Tristano fue acaparado por ellos, no salió ni un momento durante la noche y aprovechando la ausencia temporal de su marido, entretenido fuera de la sala por cardenales y políticos, se atrevió a invitar a la dama a una bassadanza.

Ella, desde el período milanés, estaba acostumbrada a practicar diversas actividades, también consideradas inconvenientes para su sexo y para su rango: era una hábil cazadora, tenía una verdadera pasión por las armas y una marcada propensión al mando heredada de su madre, le encantaba probar su mano en los experimentos de botánica y alquimia. Era una temeraria y amaba a los temerarios.

Aunque tenía los ojos de todos en ella, no pudo negarse.



"Me encanta la escultura griega de Policleto y Fidias. ¿Y a usted, mi señora? "Tristano le preguntó mientras los movimientos de baile permitían que su boca se acercara a su oreja.

"Sí, es sublime. A mí también me encanta", respondió Caterina sonriendo.

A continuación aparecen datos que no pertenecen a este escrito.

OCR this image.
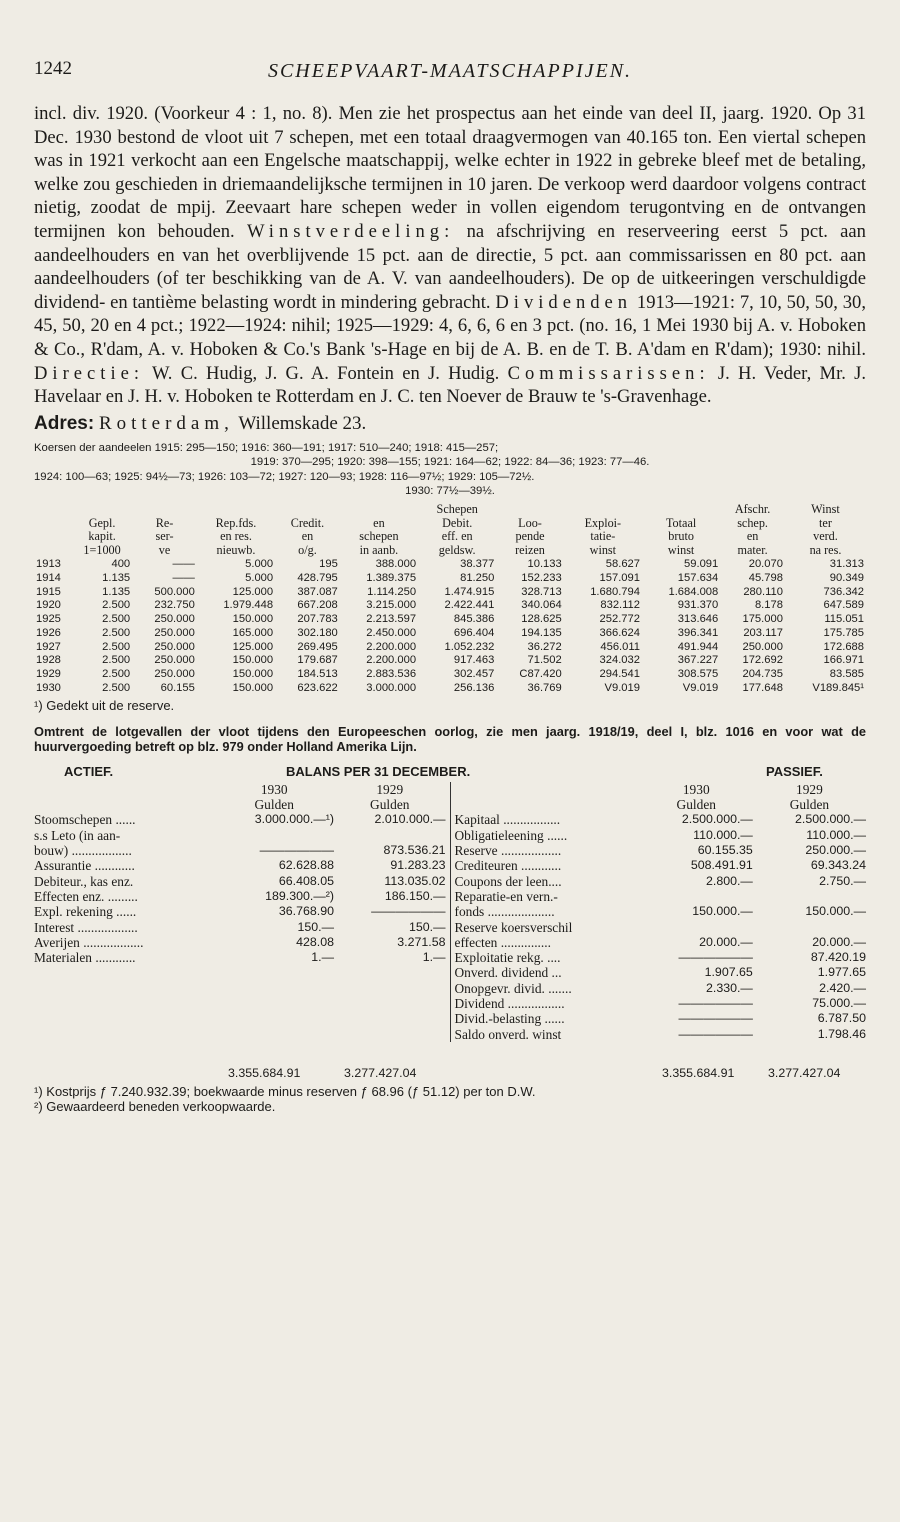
1242	SCHEEPVAART-MAATSCHAPPIJEN.

incl. div. 1920. (Voorkeur 4 : 1, no. 8). Men zie het prospectus aan het einde van deel II, jaarg. 1920. Op 31 Dec. 1930 bestond de vloot uit 7 schepen, met een totaal draagvermogen van 40.165 ton. Een viertal schepen was in 1921 verkocht aan een Engelsche maatschappij, welke echter in 1922 in gebreke bleef met de betaling, welke zou geschieden in driemaandelijksche termijnen in 10 jaren. De verkoop werd daardoor volgens contract nietig, zoodat de mpij. Zeevaart hare schepen weder in vollen eigendom terugontving en de ontvangen termijnen kon behouden. Winstverdeeling: na afschrijving en reserveering eerst 5 pct. aan aandeelhouders en van het overblijvende 15 pct. aan de directie, 5 pct. aan commissarissen en 80 pct. aan aandeelhouders (of ter beschikking van de A. V. van aandeelhouders). De op de uitkeeringen verschuldigde dividend- en tantième belasting wordt in mindering gebracht. Dividenden 1913—1921: 7, 10, 50, 50, 30, 45, 50, 20 en 4 pct.; 1922—1924: nihil; 1925—1929: 4, 6, 6, 6 en 3 pct. (no. 16, 1 Mei 1930 bij A. v. Hoboken & Co., R'dam, A. v. Hoboken & Co.'s Bank 's-Hage en bij de A. B. en de T. B. A'dam en R'dam); 1930: nihil. Directie: W. C. Hudig, J. G. A. Fontein en J. Hudig. Commissarissen: J. H. Veder, Mr. J. Havelaar en J. H. v. Hoboken te Rotterdam en J. C. ten Noever de Brauw te 's-Gravenhage.

Adres: Rotterdam, Willemskade 23.

Koersen der aandeelen 1915: 295—150; 1916: 360—191; 1917: 510—240; 1918: 415—257;

1919: 370—295; 1920: 398—155; 1921: 164—62; 1922: 84—36; 1923: 77—46.

1924: 100—63; 1925: 94½—73; 1926: 103—72; 1927: 120—93; 1928: 116—97½; 1929: 105—72½.

1930: 77½—39½.

						Schepen				Afschr.	Winst
	Gepl.	Re-	Rep.fds.	Credit.	en	Debit.	Loo-	Exploi-	Totaal	schep.	ter
	kapit.	ser-	en res.	en	schepen	eff. en	pende	tatie-	bruto	en	verd.
	1=1000	ve	nieuwb.	o/g.	in aanb.	geldsw.	reizen	winst	winst	mater.	na res.
1913	400	——	5.000	195	388.000	38.377	10.133	58.627	59.091	20.070	31.313
1914	1.135	——	5.000	428.795	1.389.375	81.250	152.233	157.091	157.634	45.798	90.349
1915	1.135	500.000	125.000	387.087	1.114.250	1.474.915	328.713	1.680.794	1.684.008	280.110	736.342
1920	2.500	232.750	1.979.448	667.208	3.215.000	2.422.441	340.064	832.112	931.370	8.178	647.589
1925	2.500	250.000	150.000	207.783	2.213.597	845.386	128.625	252.772	313.646	175.000	115.051
1926	2.500	250.000	165.000	302.180	2.450.000	696.404	194.135	366.624	396.341	203.117	175.785
1927	2.500	250.000	125.000	269.495	2.200.000	1.052.232	36.272	456.011	491.944	250.000	172.688
1928	2.500	250.000	150.000	179.687	2.200.000	917.463	71.502	324.032	367.227	172.692	166.971
1929	2.500	250.000	150.000	184.513	2.883.536	302.457	C87.420	294.541	308.575	204.735	83.585
1930	2.500	60.155	150.000	623.622	3.000.000	256.136	36.769	V9.019	V9.019	177.648	V189.845¹

¹) Gedekt uit de reserve.

Omtrent de lotgevallen der vloot tijdens den Europeeschen oorlog, zie men jaarg. 1918/19, deel I, blz. 1016 en voor wat de huurvergoeding betreft op blz. 979 onder Holland Amerika Lijn.

ACTIEF.	BALANS PER 31 DECEMBER.	PASSIEF.
	1930	1929
	Gulden	Gulden
Stoomschepen ......	3.000.000.—¹)	2.010.000.—
s.s Leto (in aan-		
bouw) ..................	——————	873.536.21
Assurantie ............	62.628.88	91.283.23
Debiteur., kas enz.	66.408.05	113.035.02
Effecten enz. .........	189.300.—²)	186.150.—
Expl. rekening ......	36.768.90	——————
Interest ..................	150.—	150.—
Averijen ..................	428.08	3.271.58
Materialen ............	1.—	1.—
	1930	1929
	Gulden	Gulden
Kapitaal .................	2.500.000.—	2.500.000.—
Obligatieleening ......	110.000.—	110.000.—
Reserve ..................	60.155.35	250.000.—
Crediteuren ............	508.491.91	69.343.24
Coupons der leen....	2.800.—	2.750.—
Reparatie-en vern.-		
fonds ....................	150.000.—	150.000.—
Reserve koersverschil		
effecten ...............	20.000.—	20.000.—
Exploitatie rekg. ....	——————	87.420.19
Onverd. dividend ...	1.907.65	1.977.65
Onopgevr. divid. .......	2.330.—	2.420.—
Dividend .................	——————	75.000.—
Divid.-belasting ......	——————	6.787.50
Saldo onverd. winst	——————	1.798.46
3.355.684.91	3.277.427.04	3.355.684.91	3.277.427.04

¹) Kostprijs ƒ 7.240.932.39; boekwaarde minus reserven ƒ 68.96 (ƒ 51.12) per ton D.W.

²) Gewaardeerd beneden verkoopwaarde.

"¿Ha presenciado la colección de arte del Palacio Orsini? Hay cuerpos de mármol hercúleos que no tienen precio", añadió el atrevido caballero.

"Oh", la noble dama fingió estar asombrada y disgustada, "me imagino… Usted también, señor, debería ver las pinturas de mi Melozzo, que guardo celosamente en mi palacio", respondió voluptuosamente antes de que el final de la pieza musical los separara.


Durante el resto de la noche la refinada dama de la casa ignoró las atenciones del joven seductor que, por el contrario, no podía ver y oler nada más que el brillo y el olor de aquella piel que apenas había tocado.

La cena terminó y uno tras otro los comensales abandonaron el exitoso banquete.

Tristano ya estaba en el patio cuando una le fue entregada una nota en un papel doblado…

"Las obras de mi Melozzo están en la logia del piso principal".

Y así como no podía rechazar la invitación del hijo del Papa, tampoco podía rechazar la de su estimada nuera. Volvió a entrar y siguió a la sirvienta al piso de arriba, donde esperó con impaciencia el momento en que Caterina pudiera finalmente soltarse su larga cabellera rubia, bajo la cual descubriría la intensidad de sus labios, de color escarlata, así como las heridas de los innumerables sufrimientos que había sufrido.

Caterina tenía una psiquis compleja… y la complejidad de la psiquis de una mujer es algo que un buen seductor puede observar mejor en dos situaciones muy particulares: en el juego y entre las sábanas.

Hasta el amanecer del nuevo día no se perdonó a sí misma, ni siquiera cuando entre lágrimas le confió a Tristano la violencia que había sufrido desde niña.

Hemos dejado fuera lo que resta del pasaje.